A arte cinematográfica por possuir imagens e sons é capaz de construir significados de uma maneira completa, visto que o decorrer de cada cena é capaz de despertar no telespectador inúmeros significados, de acordo com suas experiências, contexto social e oportunidades de vivenciar opções culturais durante a vida. A relação entre o texto do filme e as interpretações dos telespectadores, abrem-se para um universo múltiplo de possibilidades. São modos de endereçamento, aqui definidos como sistema ou evento de significação presentes em obras cinematográficas, que buscam direcionar cada obra para atingir um público consumidor específico, que se identifiquem com as personagens, suas crenças e estilo de vida. Para Ellsworth (2001), os modos de endereçamento se configuram como:

[...] um conceito que se refere a algo que está no texto do filme e que, então, age, de alguma forma, sobre seus espectadores imaginados ou reais, ou sobre ambos. Existe, depois, um momento, na lógica da teoria do cinema, em que os teóricos do cinema começam a ver o modo de endereçamento menos como algo que está em um filme e mais como um evento que ocorre em algum lugar entre o social e o individual. Aqui, o evento do endereçamento ocorre. num espaço que é social, psíquico, ou ambos, entre o texto do filme e os usos que o espectador faz dele (Idem, p.14).
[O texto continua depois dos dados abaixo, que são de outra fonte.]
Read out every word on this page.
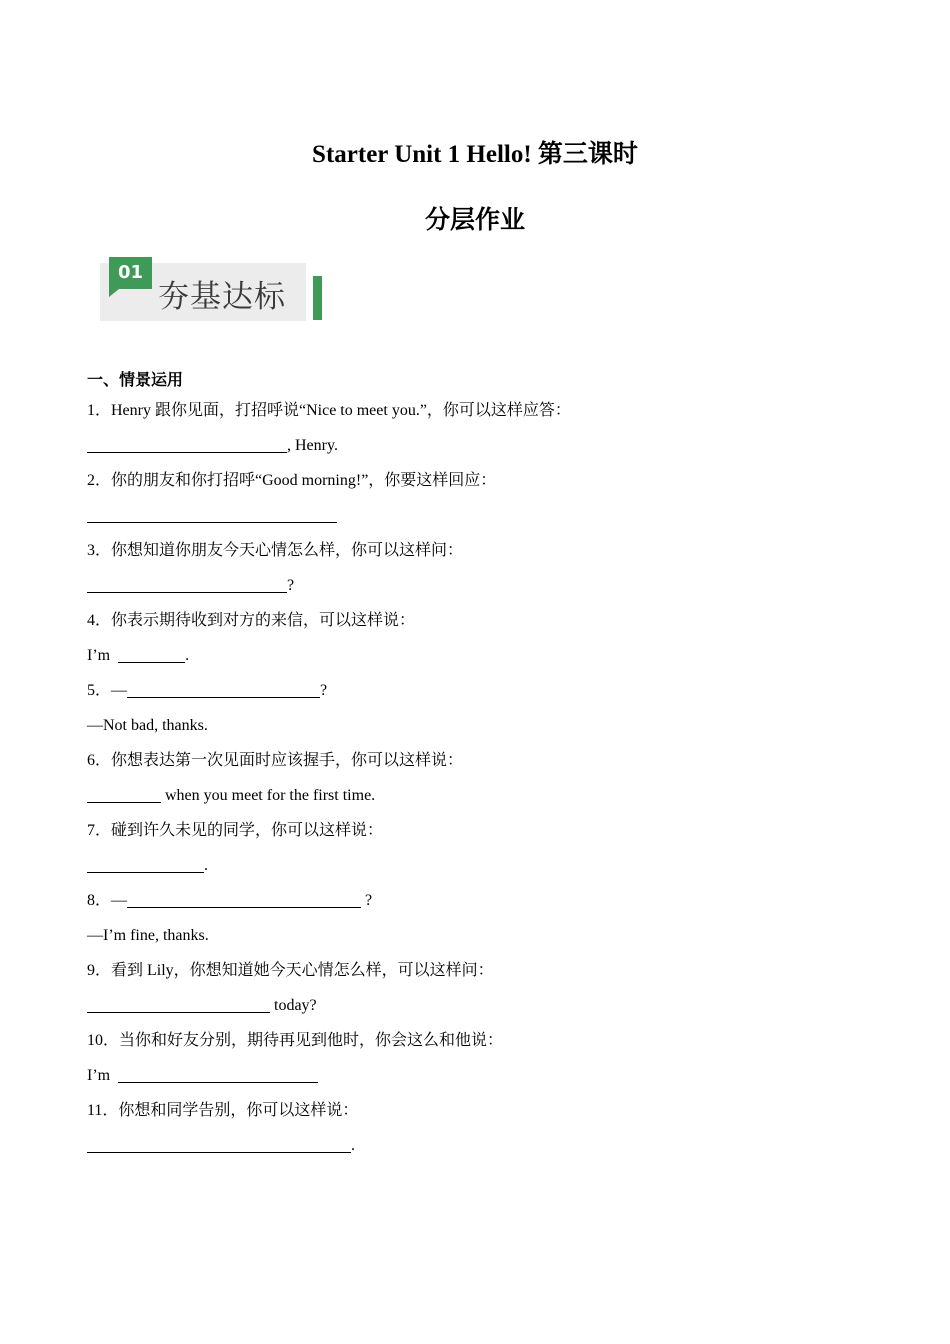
Starter Unit 1 Hello! 第三课时
分层作业
01
夯基达标
一、情景运用
1．Henry 跟你见面，打招呼说“Nice to meet you.”，你可以这样应答：
, Henry.
2．你的朋友和你打招呼“Good morning!”，你要这样回应：
3．你想知道你朋友今天心情怎么样，你可以这样问：
?
4．你表示期待收到对方的来信，可以这样说：
I’m	.
5．—	?
—Not bad, thanks.
6．你想表达第一次见面时应该握手，你可以这样说：
when you meet for the first time.
7．碰到许久未见的同学，你可以这样说：
.
8．—	?
—I’m fine, thanks.
9．看到 Lily，你想知道她今天心情怎么样，可以这样问：
today?
10．当你和好友分别，期待再见到他时，你会这么和他说：
I’m
11．你想和同学告别，你可以这样说：
.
Deste modo é possível observar que toda obra possui uma intencionalidade, assim como busca atingir uma relação entre o filme e os indivíduos que o assistem, sendo direcionadas em sua construção a um público específico, mesmo que o direcionamento não impeça que sujeitos fora dos padrões pensados para o público-alvo, se relacionem com o filme.

Ancorados nesse conceito, as discussões geradas no grupo focal foram categorizadas através da análise textual discursiva do seguinte modo: O professor de Educação Física brasileiro e a figura do coach-teacher; Esporte na escola; Potencialidade do cinema na Educação Física escolar: O professor de Educação Física e seu papel social.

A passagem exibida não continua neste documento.